結核実態調査の出陣式後のCENAT中庭でのパーティー

 今回、カンボジア国の結核実態調査の開始にあたって、平成14年4月18日から3週間、国立結核センター(以後CENATと記す)に出張したので報告する。
 CENATでは結核実態調査の出陣式ならぬ"Launching Workshop of National TB Prevalence Survey"があり、JICAカンボジア国結核対策プロジェクト小野崎チーフアドバイザーから"Implementing Processes of the National TB Prevalence Survey"の講演があった。その後、暑い中庭にてパーティーが開かれ、職員も大勢参加し和やかな雰囲気の中で、これから始まる実態調査の成功を期した。

全国結核実態調査

表

 カンボジアの結核事情はのように世界最悪の水準にあり、またHIV感染(都市部では結核患者の約10%)との関係でも全国的に結核がまん延している状況である。このような状況の下、WHO、世界銀行、JICA等の援助でカンボジア国の結核実態調査が行われることになった。
 調査方法は0〜10歳については問診、BCG瘢痕の有無の調査とツベルクリン反応検査を行う。10歳以上については問診、胸部X線撮影(現像・読影)を行い結核性の有所見者と自覚症状のある者に喀痰検査を行うものである。この実態調査は今年12月半ばまで全国42ヵ所で実施される。

コンポンスプー省アオラル郡

 実態調査のスタートとなったコンポンスプー省アオラル郡(Kampong Speu Aoral)は、首都プノンペンと港町シアヌークビルを結ぶ国道4号線からさらに田舎道に入る。途端に道は悪くなりジープに乗っていると「腹の皮がよじれる」と表現した方がいいぐらいジープは大きく激しく揺れた。道路は途中何ヵ所か急に低くなる所があり雨季になるとそこは川になるとのこと。また、道路沿いに”地雷危険”のドクロマークの標識もあった。これを見たのが「ああ、今、カンボジアにいるんだ!」と感じた時でもある。省都コンポンスプーから健診場所アオラルまで60キロ、2時間かかった。我々JICAプロジェクトチームは宿舎がコンポンスプーだったため、この道を4日間通った。

アオラル郡での健診

 実態調査対象地区になっている全国42ヵ所中、32ヵ所は検診車の入れない所であり、コンポンスプー省アオラル郡もその地区に含まれる。この村には電気、水道もなくX線装置等の電源はすべて発電機で対応した。健診前日の準備はCENATスタッフと一緒に高床式家屋の1階に携帯型X線装置、簡易暗室(稼動中は室内温度36℃)に自動現像機をセッティングした。
受診者の中で子供さんの肺炎が見つかり、アドバイスをしているところ 健診対象者はあらかじめピックアップされており、また健診前段階でのアナウンスも行き届いていたため受診状況は大変よく健診場は連日にぎわった。今回は、例えば健診対象家族が全員受診すると家族の最後の人に反物をプレゼントするとか、子供さんのツベルクリン注射の所では「かっぱえびせん」を配るなど受診率向上に努めていた。受診者の中で子供さんの肺炎が見つかり適切なアドバイスをする場面もあった。
 また、胸部写真で空洞所見のある女性は町の医療機関で治療中とのこと、今まで100万リエル=250ドル払ったそうである。ちなみにカンボジア国の公務員の給料は月10ドル、縫製工場の最低賃金は月40ドル、建設現場の最低賃金は1日1.5ドルと聞いている。
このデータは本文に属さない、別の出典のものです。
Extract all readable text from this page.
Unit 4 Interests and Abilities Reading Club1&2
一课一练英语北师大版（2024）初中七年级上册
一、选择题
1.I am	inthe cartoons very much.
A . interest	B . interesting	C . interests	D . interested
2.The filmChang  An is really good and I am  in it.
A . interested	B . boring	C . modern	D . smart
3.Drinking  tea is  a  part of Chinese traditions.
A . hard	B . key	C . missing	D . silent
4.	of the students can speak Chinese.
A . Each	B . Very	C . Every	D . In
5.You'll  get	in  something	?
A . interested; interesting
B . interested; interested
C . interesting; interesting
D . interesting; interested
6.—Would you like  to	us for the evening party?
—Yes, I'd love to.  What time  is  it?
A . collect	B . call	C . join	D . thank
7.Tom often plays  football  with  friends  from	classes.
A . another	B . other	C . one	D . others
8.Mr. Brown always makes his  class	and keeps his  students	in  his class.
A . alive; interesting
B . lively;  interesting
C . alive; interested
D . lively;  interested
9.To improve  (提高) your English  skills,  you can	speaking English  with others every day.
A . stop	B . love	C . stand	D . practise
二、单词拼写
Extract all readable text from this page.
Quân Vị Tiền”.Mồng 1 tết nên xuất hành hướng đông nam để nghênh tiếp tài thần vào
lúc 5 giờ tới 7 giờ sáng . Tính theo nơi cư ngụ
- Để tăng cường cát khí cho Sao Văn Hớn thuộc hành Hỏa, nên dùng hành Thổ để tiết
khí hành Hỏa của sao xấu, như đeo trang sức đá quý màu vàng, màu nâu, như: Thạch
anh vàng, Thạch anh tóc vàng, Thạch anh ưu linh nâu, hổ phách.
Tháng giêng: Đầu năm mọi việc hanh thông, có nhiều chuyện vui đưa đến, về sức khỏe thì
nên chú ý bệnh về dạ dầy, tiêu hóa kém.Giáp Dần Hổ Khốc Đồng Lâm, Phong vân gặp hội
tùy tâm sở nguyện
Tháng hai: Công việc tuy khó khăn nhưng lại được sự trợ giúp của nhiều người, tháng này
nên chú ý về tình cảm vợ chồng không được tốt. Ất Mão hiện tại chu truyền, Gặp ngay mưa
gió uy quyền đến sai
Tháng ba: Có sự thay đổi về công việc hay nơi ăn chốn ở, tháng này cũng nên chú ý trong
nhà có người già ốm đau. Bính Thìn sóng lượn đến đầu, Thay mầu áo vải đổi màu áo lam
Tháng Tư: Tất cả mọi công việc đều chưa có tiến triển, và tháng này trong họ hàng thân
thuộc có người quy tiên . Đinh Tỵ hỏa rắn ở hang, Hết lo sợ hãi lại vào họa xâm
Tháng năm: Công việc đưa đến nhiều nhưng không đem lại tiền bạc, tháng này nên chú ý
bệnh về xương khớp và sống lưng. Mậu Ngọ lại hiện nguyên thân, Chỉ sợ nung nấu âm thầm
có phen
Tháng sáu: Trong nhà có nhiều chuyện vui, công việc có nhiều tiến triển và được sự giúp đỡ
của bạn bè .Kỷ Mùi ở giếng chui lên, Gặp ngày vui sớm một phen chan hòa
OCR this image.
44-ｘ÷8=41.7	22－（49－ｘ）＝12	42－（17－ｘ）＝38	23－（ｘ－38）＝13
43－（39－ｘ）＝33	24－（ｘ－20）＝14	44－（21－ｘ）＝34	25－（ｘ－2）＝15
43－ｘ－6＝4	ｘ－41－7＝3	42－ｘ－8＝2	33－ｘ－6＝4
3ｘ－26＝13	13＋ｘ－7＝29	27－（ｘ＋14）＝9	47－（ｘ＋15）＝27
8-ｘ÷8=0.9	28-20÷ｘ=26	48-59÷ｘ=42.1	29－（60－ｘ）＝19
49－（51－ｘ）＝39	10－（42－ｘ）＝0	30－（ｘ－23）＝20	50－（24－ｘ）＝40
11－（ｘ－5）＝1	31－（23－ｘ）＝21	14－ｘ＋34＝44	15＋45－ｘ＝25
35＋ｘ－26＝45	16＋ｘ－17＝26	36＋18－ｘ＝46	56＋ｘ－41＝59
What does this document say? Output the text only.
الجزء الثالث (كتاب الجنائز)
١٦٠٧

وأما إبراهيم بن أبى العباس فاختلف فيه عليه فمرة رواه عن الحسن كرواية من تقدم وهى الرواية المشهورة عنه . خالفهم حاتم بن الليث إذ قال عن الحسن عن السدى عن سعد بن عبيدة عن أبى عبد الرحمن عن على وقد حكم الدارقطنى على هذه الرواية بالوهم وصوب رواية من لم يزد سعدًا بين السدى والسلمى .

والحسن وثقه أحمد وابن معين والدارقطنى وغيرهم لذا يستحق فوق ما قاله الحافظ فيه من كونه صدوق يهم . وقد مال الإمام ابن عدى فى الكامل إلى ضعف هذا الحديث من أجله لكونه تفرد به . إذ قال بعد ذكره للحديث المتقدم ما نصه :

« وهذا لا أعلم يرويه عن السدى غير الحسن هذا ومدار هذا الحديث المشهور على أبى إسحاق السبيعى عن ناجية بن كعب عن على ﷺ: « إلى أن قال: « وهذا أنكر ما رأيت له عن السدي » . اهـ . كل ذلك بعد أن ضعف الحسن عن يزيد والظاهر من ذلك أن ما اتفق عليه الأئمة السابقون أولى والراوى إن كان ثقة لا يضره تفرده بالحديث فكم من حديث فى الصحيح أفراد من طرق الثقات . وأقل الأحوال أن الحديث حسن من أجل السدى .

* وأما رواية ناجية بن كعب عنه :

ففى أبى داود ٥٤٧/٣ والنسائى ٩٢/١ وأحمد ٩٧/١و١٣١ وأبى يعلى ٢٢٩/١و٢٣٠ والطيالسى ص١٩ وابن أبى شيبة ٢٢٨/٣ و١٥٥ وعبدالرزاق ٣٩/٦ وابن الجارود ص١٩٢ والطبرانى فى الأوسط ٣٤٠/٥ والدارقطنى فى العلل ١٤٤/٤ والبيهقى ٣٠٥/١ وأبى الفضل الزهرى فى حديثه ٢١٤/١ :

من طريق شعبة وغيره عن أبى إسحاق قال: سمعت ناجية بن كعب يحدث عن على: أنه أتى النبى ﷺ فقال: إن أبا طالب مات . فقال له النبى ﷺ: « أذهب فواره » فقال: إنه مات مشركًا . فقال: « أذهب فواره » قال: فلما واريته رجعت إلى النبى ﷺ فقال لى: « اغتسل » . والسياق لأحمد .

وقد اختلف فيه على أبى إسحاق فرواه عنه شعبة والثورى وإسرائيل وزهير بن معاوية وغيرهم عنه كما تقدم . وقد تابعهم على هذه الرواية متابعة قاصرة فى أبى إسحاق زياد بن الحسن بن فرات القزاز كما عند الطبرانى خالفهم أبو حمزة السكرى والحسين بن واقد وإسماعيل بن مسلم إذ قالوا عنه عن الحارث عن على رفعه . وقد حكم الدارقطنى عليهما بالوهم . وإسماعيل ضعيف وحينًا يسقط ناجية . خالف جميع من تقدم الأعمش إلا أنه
したがって、この女性は公務員給料の25ヵ月分の大変な金額を支払ったことになる。撮影され現像されたX線フィルムはすぐその場で読影され、結核性有所見者は喀痰検査を実施する
 帰国後小野崎チーフアドバイザーからいただいたアオラル郡での健診結果(仮集計)は、健診対象者が726名、受診率は15歳未満が96%、15歳以上が92%であった。そして胸部写真での有所見者は10%、喀痰検査を行った人は18%(胸部有所見+有症状)、塗抹陽性者は2人でいずれも有症状者であった。

胸部撮影部門

 健診初日は大勢の人が集まり、かなり早いペースでの撮影となった。途中フィルム枚数で60枚ぐらいになった頃写真画質の劣化が出始め、現像液の交換を指示した。この原因は実態調査で世銀から入る予定の自動現像機用の現像液が間に合わず(この件は知らされていなかった)別の現像液を使用していたためと分かった。
 放射線被ばくについては、携帯型X線装置の設置場所が民家の高床式住宅の1階部分で、防護衝立は1枚あるのみで周囲は解放状態である。したがって、放射線被ばくについてはキッチリと押さえておくことが重要と考え、線量計で被ばく線量の測定を行った。その結果、日本の基準から見ても問題のないことが確認できた。

高床式住宅の下で胸部写真を撮っているところ

おわりに

くみ上げ式の井戸の前で

 今回、結核実態調査の現場に立ち会い、X線撮影部門が大きな問題もなく運営できたことを確認することができた。これは前回の出張時(平成13年9月)にフィールドでの作業を想定しCENAT中庭で訓練した成果であると言える。
 そもそも検診車が入れないような村で発電機を廻し携帯型X線装置、簡易自動現像機を使い健診をしたことは、日本でも前例のないことである。
 実は、カンボジアでの実態調査の話が持ち上がった時、電気や水道もない村でどうやって胸部写真を撮影するのか……と危惧したが、ヒントは意外なところにあった。先の阪神淡路大震災を教訓に某業者が考えた「災害時緊急時現像処理セット」だった。それがこうしてカンボジアの結核実態調査の胸部撮影システムとして現実に威力を発揮し、このような形で同調査にかかわることができた私としても、感慨深いものがある。